Children Deserve Safety—Not Friendship With Their Bullies
- Liz Smalley
- Jul 14
- 3 min read

Children Deserve Safety—Not Friendship With Their Bullies
I was honestly shocked to see a report this morning suggesting that some schools are encouraging kids to make friends with their bullies. This advice is not just appalling—it’s harmful. When you really think about who stands to benefit from this kind of strategy, it’s clear: it’s not your child, and it’s not you if you’re facing something similar. The ones who benefit are the school, the bully, and the system around them—not the victim.
Who Is This Really Helping?
The school or workplace gets to avoid dealing with the real problem. By telling victims to “make friends” with their bullies, the responsibility for fixing the situation is dumped right back onto the person who’s already been hurt.
The bully gets off with no real consequences. In fact, they get more power and more chances to keep up their behaviour.
The victim? They’re left carrying the blame and the burden, and nothing changes for them—except maybe feeling even more powerless.
Why This Approach Is So Damaging
If you’re told to befriend your bully, you’re being asked to fix a problem you didn’t create. The victim is already feeling powerless, and now the expectation is that they should step up and make everything better. If it doesn’t work, the blame lands right back on them: “Did you do what we told you? Did you try to make friends?” Suddenly, it’s the victim’s fault for not solving the problem—a classic case of victim blaming.
Meanwhile, the bully faces no consequences. They continue on, maybe even feeling validated, while the victim is left isolated, sometimes even avoiding school altogether. The system rewards the bully’s behaviour and leaves the person who was hurt to deal with the fallout.
Friendship Isn’t the Answer
Let’s be real: friendship is built on trust and safety. There is neither in a relationship between a bully and their victim, nor should there be. Forcing kids into these unsafe relationships teaches them to ignore their own intuition—their body and brain signals that say, “I’m not safe.” That’s a recipe for a lifetime of people-pleasing and unhealthy relationships.

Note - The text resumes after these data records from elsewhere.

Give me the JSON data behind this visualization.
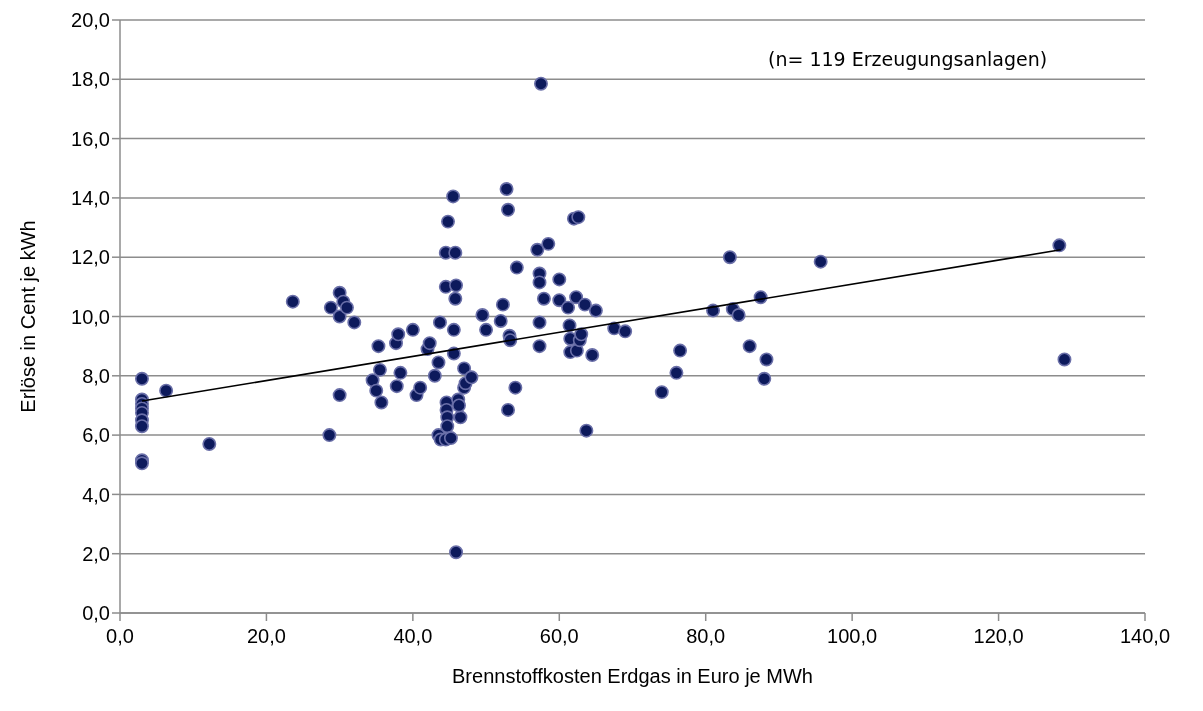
{
  "chart_data": {
    "type": "scatter",
    "xlabel": "Brennstoffkosten Erdgas in Euro je MWh",
    "ylabel": "Erlöse in Cent je kWh",
    "annotations": [
      "(n= 119 Erzeugungsanlagen)"
    ],
    "xlim": [
      0,
      140
    ],
    "ylim": [
      0,
      20
    ],
    "xticks": [
      {
        "value": 0,
        "label": "0,0"
      },
      {
        "value": 20,
        "label": "20,0"
      },
      {
        "value": 40,
        "label": "40,0"
      },
      {
        "value": 60,
        "label": "60,0"
      },
      {
        "value": 80,
        "label": "80,0"
      },
      {
        "value": 100,
        "label": "100,0"
      },
      {
        "value": 120,
        "label": "120,0"
      },
      {
        "value": 140,
        "label": "140,0"
      }
    ],
    "yticks": [
      {
        "value": 0,
        "label": "0,0"
      },
      {
        "value": 2,
        "label": "2,0"
      },
      {
        "value": 4,
        "label": "4,0"
      },
      {
        "value": 6,
        "label": "6,0"
      },
      {
        "value": 8,
        "label": "8,0"
      },
      {
        "value": 10,
        "label": "10,0"
      },
      {
        "value": 12,
        "label": "12,0"
      },
      {
        "value": 14,
        "label": "14,0"
      },
      {
        "value": 16,
        "label": "16,0"
      },
      {
        "value": 18,
        "label": "18,0"
      },
      {
        "value": 20,
        "label": "20,0"
      }
    ],
    "grid": "y",
    "legend": false,
    "series": [
      {
        "type": "scatter",
        "color": "#0d1a5c",
        "marker": "circle",
        "x": [
          3,
          3,
          3,
          3,
          3,
          3,
          3,
          3,
          3,
          6.3,
          12.2,
          23.6,
          28.6,
          28.8,
          30,
          30,
          30,
          30.5,
          31,
          32,
          34.5,
          35,
          35.3,
          35.5,
          35.7,
          37.7,
          38,
          38.3,
          37.8,
          40,
          40.5,
          41,
          42,
          42.3,
          43,
          43.5,
          43.7,
          43.5,
          43.8,
          44.5,
          44.8,
          44.5,
          44.6,
          44.6,
          44.7,
          44.7,
          44.5,
          45.2,
          45.5,
          45.8,
          45.9,
          45.8,
          45.6,
          45.6,
          45.9,
          46.2,
          46.5,
          46.3,
          47,
          47.2,
          47,
          48,
          49.5,
          50,
          52,
          52.3,
          52.8,
          53,
          53.2,
          53.3,
          53,
          54,
          54.2,
          57,
          57.3,
          57.3,
          57.3,
          57.3,
          57.9,
          58.5,
          57.5,
          60,
          60,
          61.2,
          61.4,
          61.5,
          61.5,
          62,
          62.6,
          62.3,
          62.4,
          62.8,
          63,
          63.5,
          63.7,
          64.5,
          65,
          67.5,
          69,
          74,
          76,
          76.5,
          81,
          83.3,
          83.7,
          84.5,
          86,
          87.5,
          88.3,
          88,
          95.7,
          128.3,
          129
        ],
        "values": [
          7.9,
          7.2,
          7.05,
          6.9,
          6.75,
          6.5,
          6.3,
          5.15,
          5.05,
          7.5,
          5.7,
          10.5,
          6.0,
          10.3,
          10.8,
          10.0,
          7.35,
          10.5,
          10.3,
          9.8,
          7.85,
          7.5,
          9.0,
          8.2,
          7.1,
          9.1,
          9.4,
          8.1,
          7.65,
          9.55,
          7.35,
          7.6,
          8.9,
          9.1,
          8.0,
          8.45,
          9.8,
          6.0,
          5.85,
          12.15,
          13.2,
          11.0,
          7.1,
          6.85,
          6.6,
          6.3,
          5.85,
          5.9,
          14.05,
          12.15,
          11.05,
          10.6,
          9.55,
          8.75,
          2.05,
          7.2,
          6.6,
          7.0,
          7.6,
          7.75,
          8.25,
          7.95,
          10.05,
          9.55,
          9.85,
          10.4,
          14.3,
          13.6,
          9.35,
          9.2,
          6.85,
          7.6,
          11.65,
          12.25,
          11.45,
          11.15,
          9.8,
          9.0,
          10.6,
          12.45,
          17.85,
          11.25,
          10.55,
          10.3,
          9.7,
          9.25,
          8.8,
          13.3,
          13.35,
          10.65,
          8.85,
          9.2,
          9.4,
          10.4,
          6.15,
          8.7,
          10.2,
          9.6,
          9.5,
          7.45,
          8.1,
          8.85,
          10.2,
          12.0,
          10.25,
          10.05,
          9.0,
          10.65,
          8.55,
          7.9,
          11.85,
          12.4,
          8.55
        ]
      },
      {
        "type": "line",
        "color": "#000000",
        "marker": "none",
        "line_style": "solid",
        "x": [
          3,
          128.5
        ],
        "values": [
          7.15,
          12.25
        ]
      }
    ]
  }
}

Bullies don’t want to be friends with their victims, and victims don’t want to be friends with their bullies. This isn’t a solution for anyone.
What Can You Do?
Speak up for your child. They’re powerless in this situation and need your voice.
Expect pushback. Leadership often resists being held accountable. That’s not your problem.
Get comfortable being “that parent.” You might be labelled a troublemaker, but you’re not—the trouble is the bully and the system that protects them.
Don’t wait for permission. You have every right to advocate for your child and to have your concerns taken seriously. If nothing changes, keep saying it.
Know when to walk away. Sometimes, the cost of staying is too high. Many families end up withdrawing their children from school—not because they want to, but because they have to protect their child’s mental and physical health.
Final Thoughts
In the end, bullies often “win” in these systems, and that’s not okay. Forcing victims to befriend their bullies doesn’t create safety or change behaviour—it just shifts the burden and blame. Our kids deserve better. They deserve real action, real accountability, and real safety at school.